TFE viticulturist Andy Mendez provided information to date on early season spray trials with the system using fungicides for powdery mildew control. TFE is using the technology on an Air-O-Fan air-blast sprayer in a 12 year-old vineyard with fairly uniform canopy growth.  Mendez said a typical fungicide spray application for this vineyard is targeted at 50 gallons per acre (gpa). Using the Smart-Apply system, the first spray of the season used just 23 gpa for more than a 50 percent savings. The second spray of the season saved about 30 percent compared with the target, and the third spray was nearly the same as the conventional spray target. Being concerned about coverage,  TFE did comparison trials for spray deposition using water sensitive paper in the vines with both the Smart-Apply system and conventional spray applications.  Mendez summarized: "Compared with conventional sprayer applications, the coverage is pretty similar, and it looks like we will save more chemical and costs earlier in the season. We had a huge savings in fungicide with the first spray, and good savings with the second spray, but as the canopy grows the amount applied becomes more similar to conventional applications beginning with the third application."

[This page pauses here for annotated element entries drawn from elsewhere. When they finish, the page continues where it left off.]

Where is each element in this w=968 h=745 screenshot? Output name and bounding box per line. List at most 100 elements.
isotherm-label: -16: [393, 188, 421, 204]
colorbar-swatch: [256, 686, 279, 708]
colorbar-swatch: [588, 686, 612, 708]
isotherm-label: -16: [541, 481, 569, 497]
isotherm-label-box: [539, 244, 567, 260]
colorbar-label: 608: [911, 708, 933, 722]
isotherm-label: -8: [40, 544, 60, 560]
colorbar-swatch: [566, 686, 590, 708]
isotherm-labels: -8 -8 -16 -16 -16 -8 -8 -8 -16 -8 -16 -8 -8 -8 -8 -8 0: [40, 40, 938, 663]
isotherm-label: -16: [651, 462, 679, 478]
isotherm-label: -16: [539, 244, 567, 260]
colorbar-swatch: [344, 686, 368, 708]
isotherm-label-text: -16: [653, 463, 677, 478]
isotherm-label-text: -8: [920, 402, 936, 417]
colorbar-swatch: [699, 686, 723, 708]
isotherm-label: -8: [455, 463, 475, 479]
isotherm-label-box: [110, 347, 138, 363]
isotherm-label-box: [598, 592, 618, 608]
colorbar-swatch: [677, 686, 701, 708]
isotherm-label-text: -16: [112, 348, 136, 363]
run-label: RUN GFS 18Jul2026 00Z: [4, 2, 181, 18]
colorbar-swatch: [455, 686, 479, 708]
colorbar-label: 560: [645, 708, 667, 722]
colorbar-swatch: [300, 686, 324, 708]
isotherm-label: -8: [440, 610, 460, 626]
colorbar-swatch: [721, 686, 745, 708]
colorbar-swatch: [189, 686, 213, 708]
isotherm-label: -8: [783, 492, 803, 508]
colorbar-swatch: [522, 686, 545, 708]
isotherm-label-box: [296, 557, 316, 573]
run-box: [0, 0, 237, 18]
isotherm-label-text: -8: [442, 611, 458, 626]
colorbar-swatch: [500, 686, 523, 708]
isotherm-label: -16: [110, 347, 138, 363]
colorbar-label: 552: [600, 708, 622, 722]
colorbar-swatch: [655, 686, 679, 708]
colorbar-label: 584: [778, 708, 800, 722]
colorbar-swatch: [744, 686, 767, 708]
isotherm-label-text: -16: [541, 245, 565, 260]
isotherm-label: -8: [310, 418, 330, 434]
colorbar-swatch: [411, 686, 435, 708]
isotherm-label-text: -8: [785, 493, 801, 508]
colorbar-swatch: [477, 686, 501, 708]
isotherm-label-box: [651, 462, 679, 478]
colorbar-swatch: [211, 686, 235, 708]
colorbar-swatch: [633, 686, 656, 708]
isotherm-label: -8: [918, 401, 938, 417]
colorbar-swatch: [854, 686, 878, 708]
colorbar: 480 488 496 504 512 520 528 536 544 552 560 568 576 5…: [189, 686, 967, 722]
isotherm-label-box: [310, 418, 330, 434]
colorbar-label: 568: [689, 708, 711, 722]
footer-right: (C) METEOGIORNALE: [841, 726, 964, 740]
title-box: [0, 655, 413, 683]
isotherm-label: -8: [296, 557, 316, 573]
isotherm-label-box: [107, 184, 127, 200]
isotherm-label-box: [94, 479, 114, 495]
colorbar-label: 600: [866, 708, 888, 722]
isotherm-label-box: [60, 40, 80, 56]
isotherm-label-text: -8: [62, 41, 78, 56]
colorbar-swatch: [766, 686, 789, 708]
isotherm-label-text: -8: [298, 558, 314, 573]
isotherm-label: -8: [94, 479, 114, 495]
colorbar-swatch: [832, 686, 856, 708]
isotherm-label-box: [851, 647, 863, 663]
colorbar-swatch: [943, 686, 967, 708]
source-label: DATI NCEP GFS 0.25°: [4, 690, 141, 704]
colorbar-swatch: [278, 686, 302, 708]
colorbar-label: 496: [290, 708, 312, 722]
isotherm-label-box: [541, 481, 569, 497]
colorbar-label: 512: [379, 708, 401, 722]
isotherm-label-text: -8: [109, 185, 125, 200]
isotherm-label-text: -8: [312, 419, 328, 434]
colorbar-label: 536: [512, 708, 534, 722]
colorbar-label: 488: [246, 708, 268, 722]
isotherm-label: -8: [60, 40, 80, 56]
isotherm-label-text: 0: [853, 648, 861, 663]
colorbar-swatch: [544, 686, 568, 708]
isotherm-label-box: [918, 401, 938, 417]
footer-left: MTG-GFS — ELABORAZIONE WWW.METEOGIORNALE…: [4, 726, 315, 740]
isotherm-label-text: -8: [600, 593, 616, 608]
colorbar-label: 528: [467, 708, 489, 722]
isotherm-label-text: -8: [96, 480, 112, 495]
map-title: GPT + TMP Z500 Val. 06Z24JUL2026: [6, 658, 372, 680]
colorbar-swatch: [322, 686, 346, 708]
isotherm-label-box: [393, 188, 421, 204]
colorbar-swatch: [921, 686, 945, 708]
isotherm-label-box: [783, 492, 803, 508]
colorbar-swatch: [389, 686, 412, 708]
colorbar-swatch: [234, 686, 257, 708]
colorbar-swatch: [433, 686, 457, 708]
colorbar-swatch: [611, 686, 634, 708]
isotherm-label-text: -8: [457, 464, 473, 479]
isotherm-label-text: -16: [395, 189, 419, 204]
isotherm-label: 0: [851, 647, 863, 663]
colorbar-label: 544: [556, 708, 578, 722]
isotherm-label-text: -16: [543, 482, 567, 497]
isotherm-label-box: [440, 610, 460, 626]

When the system is used in vineyards with missing vines or irregular canopy growth, more savings is expected as the spray system can quickly adjust to canopy differences for variable rate applications. TFE will also test the system in an older vineyard that has less uniform vine growth.

The system software and onboard tablet interfaces with a Smart Guided Systems company web portal that enables users to delineate vineyard blocks and to store data and maintain records on spray application rates and how much product is applied. This data can be used for completing Pesticide Use Reports with the California Department of Pesticide Regulation. Wood said it took a little time to learn to use the system, especially for those new to precision agriculture technology and variable rate application systems. He also noted the spray system and nozzles need to be calibrated, as with all sprayer units. "The company has been very receptive to feedback from our team," Wood said. 

Belkorp Ag also brought a demo unit to the field day--a Smart-Apply system mounted onto a John Deere Gator 4X4 utility vehicle, complete with a tank and spray nozzles to show the system components and its functionality.